New-ADServiceAccount -name SQLAGT01 -DNSHostName SQLAGT01.contoso.coeo.com -PrincipalsAllowedToRetrieveManagedPassword SQLServers #CONTOSO\SQLAGT01$

New-ADServiceAccount -name SQLSRS01 -DNSHostName SQLSRS01.contoso.coeo.com -PrincipalsAllowedToRetrieveManagedPassword SQLServers #CONTOSO\SQLSRS01$

New-ADServiceAccount -name SQLSAS01 -DNSHostName SQLSAS01.contoso.coeo.com -PrincipalsAllowedToRetrieveManagedPassword SQLServers #CONTOSO\SQLSAS01$

Removing the account

The accounts can also be uninstalled and removed if they are no longer needed.  For more information, please refer to https://technet.microsoft.com/en-us/library/ee617202.aspx

PowerShell script:
Uninstall-ADServiceAccount -Identity SQLSRV01

Altering the account

There are several options that can be changed on the account, for example the password change interval.  For more information, please refer to https://technet.microsoft.com/en-gb/library/ee617252.aspx

PowerShell script
Set-ADServiceAccount SQLSRV01 -ManagedPasswordIntervalInDays 60

Using the account

These accounts can then be used on all computers in the security group, without the need for specifying passwords.

Configuring Kerberos authentication

Service Principal Name (SPN) permissions can be configured against the active directory security group to allow for automatic registration.

Shell script:
dsacls "CN=SQLSRV01,CN=Managed Service Accounts,DC=CONTOSO,DC=COEO,DC=COM" /G "\SELF:RPWP;servicePrincipalName"
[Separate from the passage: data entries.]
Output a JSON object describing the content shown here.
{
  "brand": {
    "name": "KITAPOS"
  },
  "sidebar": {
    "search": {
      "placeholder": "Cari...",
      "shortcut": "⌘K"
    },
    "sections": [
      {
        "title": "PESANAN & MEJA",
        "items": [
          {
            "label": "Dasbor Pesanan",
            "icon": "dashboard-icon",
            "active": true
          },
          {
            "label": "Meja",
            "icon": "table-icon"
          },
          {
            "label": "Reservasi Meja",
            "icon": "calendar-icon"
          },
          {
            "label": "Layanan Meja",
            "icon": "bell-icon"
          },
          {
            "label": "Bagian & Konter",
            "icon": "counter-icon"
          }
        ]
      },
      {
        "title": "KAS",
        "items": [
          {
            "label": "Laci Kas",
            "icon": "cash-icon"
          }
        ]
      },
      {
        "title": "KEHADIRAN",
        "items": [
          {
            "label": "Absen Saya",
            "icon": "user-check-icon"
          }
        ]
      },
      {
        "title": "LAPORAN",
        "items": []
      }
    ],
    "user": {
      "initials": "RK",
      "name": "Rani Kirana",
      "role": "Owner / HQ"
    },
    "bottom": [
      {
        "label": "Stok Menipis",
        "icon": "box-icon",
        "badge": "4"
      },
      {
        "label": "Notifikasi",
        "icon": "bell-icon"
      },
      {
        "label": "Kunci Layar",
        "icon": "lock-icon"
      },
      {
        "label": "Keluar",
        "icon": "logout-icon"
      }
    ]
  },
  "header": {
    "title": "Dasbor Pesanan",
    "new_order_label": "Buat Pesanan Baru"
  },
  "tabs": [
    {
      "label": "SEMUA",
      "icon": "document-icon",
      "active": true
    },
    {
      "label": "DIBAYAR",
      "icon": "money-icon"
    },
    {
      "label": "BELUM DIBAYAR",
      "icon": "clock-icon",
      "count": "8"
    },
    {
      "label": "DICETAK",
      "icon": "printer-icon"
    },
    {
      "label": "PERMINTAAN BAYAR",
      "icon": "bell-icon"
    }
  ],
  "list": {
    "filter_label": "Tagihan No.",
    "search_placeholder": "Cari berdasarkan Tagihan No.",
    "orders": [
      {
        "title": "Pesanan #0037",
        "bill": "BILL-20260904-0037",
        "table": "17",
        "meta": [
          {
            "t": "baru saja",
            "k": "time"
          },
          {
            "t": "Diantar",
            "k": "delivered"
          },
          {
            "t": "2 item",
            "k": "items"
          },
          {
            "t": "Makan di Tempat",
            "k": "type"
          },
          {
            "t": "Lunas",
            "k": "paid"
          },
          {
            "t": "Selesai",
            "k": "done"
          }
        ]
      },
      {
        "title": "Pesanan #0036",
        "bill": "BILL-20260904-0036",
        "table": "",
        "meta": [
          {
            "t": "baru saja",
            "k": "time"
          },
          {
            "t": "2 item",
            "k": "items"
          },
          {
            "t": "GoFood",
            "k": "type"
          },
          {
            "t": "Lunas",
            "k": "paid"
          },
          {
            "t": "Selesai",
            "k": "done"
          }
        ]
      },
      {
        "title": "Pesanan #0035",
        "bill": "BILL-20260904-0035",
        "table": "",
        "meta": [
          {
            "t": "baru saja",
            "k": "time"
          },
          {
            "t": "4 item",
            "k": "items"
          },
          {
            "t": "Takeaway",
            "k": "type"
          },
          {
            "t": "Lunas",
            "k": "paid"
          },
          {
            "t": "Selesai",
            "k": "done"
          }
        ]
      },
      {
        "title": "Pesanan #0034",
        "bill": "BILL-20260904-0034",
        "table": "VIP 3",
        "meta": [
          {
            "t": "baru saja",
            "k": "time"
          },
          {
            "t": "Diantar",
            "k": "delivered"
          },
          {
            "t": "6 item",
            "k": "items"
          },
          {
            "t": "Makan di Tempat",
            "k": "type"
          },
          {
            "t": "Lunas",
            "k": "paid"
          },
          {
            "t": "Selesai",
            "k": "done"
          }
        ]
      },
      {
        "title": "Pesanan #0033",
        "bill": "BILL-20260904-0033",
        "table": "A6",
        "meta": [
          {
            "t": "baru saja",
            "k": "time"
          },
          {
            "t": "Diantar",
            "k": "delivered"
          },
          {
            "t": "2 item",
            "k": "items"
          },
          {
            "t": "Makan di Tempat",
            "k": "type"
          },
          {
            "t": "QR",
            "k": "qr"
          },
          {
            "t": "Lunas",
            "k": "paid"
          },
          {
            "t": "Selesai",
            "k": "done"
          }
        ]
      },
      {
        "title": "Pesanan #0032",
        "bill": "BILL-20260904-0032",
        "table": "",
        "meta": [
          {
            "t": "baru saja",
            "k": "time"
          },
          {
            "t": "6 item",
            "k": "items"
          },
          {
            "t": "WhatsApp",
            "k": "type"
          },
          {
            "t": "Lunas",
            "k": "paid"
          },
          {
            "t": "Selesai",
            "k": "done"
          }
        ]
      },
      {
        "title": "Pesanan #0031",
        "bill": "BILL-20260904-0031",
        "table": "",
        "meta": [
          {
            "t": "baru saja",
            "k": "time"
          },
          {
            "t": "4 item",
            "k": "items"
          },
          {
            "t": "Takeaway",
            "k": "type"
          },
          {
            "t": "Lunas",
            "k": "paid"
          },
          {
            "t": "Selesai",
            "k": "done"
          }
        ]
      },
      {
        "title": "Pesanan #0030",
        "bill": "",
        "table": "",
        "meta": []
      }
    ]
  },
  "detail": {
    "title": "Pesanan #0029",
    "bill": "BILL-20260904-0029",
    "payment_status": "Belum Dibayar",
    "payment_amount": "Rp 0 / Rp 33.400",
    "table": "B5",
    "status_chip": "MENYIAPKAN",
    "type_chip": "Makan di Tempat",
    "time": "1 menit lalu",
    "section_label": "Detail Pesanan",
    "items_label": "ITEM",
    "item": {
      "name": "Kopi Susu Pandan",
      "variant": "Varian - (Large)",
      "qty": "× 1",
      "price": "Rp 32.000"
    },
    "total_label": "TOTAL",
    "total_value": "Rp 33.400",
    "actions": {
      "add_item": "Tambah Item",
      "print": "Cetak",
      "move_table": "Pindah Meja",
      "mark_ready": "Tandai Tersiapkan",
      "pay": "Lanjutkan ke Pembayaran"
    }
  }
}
Alternatively, the SPNs can be configured manually using setspn.

Shell script:
setspn -Q MSSQLSvc/vWH11.contoso.coeo.com
setspn -L Contoso\SQLSRS01$

Trust Delegation

Trust delegation can be configured using the following syntax.

PowerShell script:
Set-ADServiceAccount -Identity SQLSRS01 -TrustedForDelegation $true

It may be necessary to purge existing Kerberos tickets, to do so, the following command can be executed on a command prompt.
klist purge

Article updated 2nd July 2017: SQL 2014 is the earliest version to support gMSAs.